🤖 AI Summary
This study addresses **value alignment without model fine-tuning or dynamic prompt optimization**: how to guide large language models (LLMs) to generate value-congruent text via *static prompt design* alone. Methodologically, it formalizes target human values—grounded in Schwartz’s Theory of Basic Human Values—and constructs a structured dialogue dataset; it further proposes a reproducible, model-agnostic prompt evaluation framework that quantifies both the *presence* and *incremental gain* of target values in generated outputs.
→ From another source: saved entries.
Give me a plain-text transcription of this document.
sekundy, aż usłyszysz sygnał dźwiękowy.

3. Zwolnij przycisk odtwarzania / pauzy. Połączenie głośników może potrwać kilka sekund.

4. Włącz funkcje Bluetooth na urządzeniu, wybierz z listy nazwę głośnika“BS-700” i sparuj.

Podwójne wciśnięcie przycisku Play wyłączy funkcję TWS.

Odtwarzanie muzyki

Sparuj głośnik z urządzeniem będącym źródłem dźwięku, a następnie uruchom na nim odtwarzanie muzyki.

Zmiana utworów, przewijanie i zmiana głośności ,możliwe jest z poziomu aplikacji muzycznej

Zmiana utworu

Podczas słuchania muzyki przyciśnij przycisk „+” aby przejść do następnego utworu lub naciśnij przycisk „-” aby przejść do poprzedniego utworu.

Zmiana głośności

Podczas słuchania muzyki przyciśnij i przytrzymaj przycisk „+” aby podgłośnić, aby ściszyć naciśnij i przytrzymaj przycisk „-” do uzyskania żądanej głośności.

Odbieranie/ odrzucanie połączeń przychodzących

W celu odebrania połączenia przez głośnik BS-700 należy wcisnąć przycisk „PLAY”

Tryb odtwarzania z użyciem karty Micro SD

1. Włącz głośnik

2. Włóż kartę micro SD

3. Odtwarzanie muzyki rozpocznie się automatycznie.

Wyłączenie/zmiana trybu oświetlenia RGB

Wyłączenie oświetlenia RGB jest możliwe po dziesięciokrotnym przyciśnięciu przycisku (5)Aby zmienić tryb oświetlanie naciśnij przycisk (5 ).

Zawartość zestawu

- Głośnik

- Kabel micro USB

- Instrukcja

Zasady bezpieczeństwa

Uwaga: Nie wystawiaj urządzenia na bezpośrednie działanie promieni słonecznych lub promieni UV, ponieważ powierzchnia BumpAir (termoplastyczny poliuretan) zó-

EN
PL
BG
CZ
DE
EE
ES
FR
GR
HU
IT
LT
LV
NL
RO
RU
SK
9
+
Experiments using a Wizard-Vicuna variant demonstrate that prompts explicitly conditioning on target values significantly improve value consistency over baseline prompts, with statistically significant alignment gains. The core contribution is the first *quantifiable, static-prompt evaluation paradigm* for dynamic value alignment—enabling lightweight, interpretable, and controllable value guidance in LLMs.
📝 Abstract
Large language models are increasingly used in applications where alignment with human values is critical. While model fine-tuning is often employed to ensure safe responses, this technique is static and does not lend itself to everyday situations involving dynamic values and preferences. In this paper, we present a practical, reproducible, and model-agnostic procedure to evaluate whether a prompt candidate can effectively steer generated text toward specific human values, formalising a scoring method to quantify the presence and gain of target values in generated responses. We apply our method to a variant of the Wizard-Vicuna language model, using Schwartz's theory of basic human values and a structured evaluation through a dialogue dataset. With this setup, we compare a baseline prompt to one explicitly conditioned on values, and show that value steering is possible even without altering the model or dynamically optimising prompts.